Quelles perspectives pour la deuxième moitié de 2025 ? Imrith Ramtohul anticipe une poursuite de la tendance haussière de l’euro face au dollar. Il se réfère aux prévisions de grandes banques internationales, comme Morgan Stanley ou JPMorgan, qui annoncent un dollar en repli prolongé. Beelal Baichoo reste, lui, plus mesuré.  « Il est très improbable que le dollar connaisse une hausse constante et durable. L’euro, lui, pourrait ralentir sa progression à très court terme, mais reste orienté à la hausse », dit-il . Il souligne aussi le rôle crucial que jouera la Banque de Maurice, notamment à travers sa politique monétaire. Pour sa part, Ibrahim Malleck avance que Maurice essaie tant bien que mal de stabiliser la roupie, surtout vis-à-vis du dollar, notre principale devise d’importation. Mais la faiblesse des exportations et une pénurie persistante de devises étrangères compliquent la donne. « Il y a toujours un manque de dollars sur le marché. Les injections de la Banque centrale semblent insuffisantes », déplore-t-il. Ce dernier insiste sur l’ampleur des vents contraires. « Il y a plusieurs headwinds qui pèsent contre nous au niveau du marché des échanges. »  Pour lui, entre pressions externes et déséquilibres internes, la stabilité de la roupie reste une préoccupation majeure.

Impact sur l’économie mauricienne 

Les effets de ces fluctuations sur l’économie mauricienne, selon nos interlocuteurs, sont complexes. La baisse du dollar est plutôt favorable aux consommateurs et aux importateurs. « Elle allège la facture des importations, principalement réglées en dollars, ce qui est bénéfique pour le pouvoir d’achat », indique Imrith Ramtohul. Mais certains secteurs en pâtissent, dont les exportateurs ou les entreprises de services globaux rémunérées en dollars. « Ils verront leur rentabilité réduite avec un dollar plus faible. »
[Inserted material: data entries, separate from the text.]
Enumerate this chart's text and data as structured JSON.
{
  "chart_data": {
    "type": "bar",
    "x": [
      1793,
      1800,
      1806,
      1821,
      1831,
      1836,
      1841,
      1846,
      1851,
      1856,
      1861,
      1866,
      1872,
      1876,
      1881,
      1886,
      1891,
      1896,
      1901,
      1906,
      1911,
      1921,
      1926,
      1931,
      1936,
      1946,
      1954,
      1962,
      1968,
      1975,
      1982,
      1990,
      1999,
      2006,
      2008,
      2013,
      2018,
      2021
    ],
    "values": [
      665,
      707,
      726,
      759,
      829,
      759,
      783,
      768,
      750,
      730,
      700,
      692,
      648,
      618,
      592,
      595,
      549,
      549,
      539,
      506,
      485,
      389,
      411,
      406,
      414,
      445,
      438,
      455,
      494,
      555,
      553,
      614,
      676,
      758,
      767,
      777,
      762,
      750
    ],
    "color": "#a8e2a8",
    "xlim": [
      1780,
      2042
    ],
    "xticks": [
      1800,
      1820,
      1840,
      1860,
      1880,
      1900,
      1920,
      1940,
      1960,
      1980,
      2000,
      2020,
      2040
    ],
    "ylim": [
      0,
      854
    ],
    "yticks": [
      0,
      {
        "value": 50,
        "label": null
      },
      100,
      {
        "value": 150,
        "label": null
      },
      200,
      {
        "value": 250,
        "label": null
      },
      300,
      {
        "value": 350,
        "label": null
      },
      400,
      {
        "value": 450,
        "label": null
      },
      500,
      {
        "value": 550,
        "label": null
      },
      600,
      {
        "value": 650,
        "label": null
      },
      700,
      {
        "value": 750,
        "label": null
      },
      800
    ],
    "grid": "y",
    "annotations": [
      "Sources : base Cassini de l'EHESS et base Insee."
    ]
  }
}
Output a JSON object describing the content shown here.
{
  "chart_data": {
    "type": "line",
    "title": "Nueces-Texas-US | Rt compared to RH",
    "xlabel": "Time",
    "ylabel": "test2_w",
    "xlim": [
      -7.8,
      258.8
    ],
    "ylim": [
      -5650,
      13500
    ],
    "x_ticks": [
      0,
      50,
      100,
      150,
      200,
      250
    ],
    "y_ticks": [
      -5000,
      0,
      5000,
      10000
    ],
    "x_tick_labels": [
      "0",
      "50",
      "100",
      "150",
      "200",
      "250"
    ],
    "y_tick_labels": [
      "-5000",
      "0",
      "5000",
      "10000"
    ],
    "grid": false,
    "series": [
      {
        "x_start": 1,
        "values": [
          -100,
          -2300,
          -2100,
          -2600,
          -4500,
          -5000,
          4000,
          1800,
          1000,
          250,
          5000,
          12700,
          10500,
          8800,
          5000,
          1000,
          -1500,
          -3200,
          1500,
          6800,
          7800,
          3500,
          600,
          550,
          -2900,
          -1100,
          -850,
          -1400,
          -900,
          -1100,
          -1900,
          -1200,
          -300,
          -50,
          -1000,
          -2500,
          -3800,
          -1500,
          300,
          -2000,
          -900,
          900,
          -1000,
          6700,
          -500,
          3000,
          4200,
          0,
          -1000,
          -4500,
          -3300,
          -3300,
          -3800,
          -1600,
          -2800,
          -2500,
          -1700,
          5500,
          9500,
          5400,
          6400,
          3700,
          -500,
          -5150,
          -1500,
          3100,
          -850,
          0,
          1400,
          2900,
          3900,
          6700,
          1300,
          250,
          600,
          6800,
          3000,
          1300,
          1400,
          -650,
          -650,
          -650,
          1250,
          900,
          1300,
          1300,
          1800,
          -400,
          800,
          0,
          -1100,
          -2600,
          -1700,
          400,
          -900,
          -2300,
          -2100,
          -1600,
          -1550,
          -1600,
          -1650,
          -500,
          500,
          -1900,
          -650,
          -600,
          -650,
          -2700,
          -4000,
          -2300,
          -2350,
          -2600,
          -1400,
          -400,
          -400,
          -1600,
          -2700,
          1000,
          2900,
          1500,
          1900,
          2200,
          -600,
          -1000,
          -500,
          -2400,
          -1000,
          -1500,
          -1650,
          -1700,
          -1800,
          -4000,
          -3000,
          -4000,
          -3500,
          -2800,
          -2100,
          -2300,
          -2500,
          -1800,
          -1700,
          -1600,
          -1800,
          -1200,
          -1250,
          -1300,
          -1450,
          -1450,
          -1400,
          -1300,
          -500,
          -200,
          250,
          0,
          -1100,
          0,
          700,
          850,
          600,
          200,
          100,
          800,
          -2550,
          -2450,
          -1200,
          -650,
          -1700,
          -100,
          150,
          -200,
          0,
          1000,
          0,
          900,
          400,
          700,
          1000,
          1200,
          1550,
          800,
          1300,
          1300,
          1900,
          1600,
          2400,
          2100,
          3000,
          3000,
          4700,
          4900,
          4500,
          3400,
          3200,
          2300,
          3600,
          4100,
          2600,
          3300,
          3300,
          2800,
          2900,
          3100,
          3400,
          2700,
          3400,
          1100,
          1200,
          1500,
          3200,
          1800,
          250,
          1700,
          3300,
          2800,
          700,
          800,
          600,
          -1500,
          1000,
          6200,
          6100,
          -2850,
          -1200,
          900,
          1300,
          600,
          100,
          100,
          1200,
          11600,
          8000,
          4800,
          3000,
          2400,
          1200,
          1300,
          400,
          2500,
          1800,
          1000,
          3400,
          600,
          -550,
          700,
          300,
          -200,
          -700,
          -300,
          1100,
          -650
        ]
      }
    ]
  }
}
La hausse de l’euro, en revanche, profite au secteur du tourisme. « L’Europe est notre principal marché. Un euro fort stimule les arrivées et augmente les dépenses des visiteurs », souligne-t-il. Pour les exportateurs vers l’Europe, c’est aussi une bonne nouvelle. « Nos produits deviennent plus compétitifs », ajoute-t-il. Mais pour les importateurs européens, le coût des marchandises augmente. « Nos importateurs européens devront faire face à des hausses de prix, rendant leurs produits moins attractifs sur le marché local », évoque Beelal Baichoo.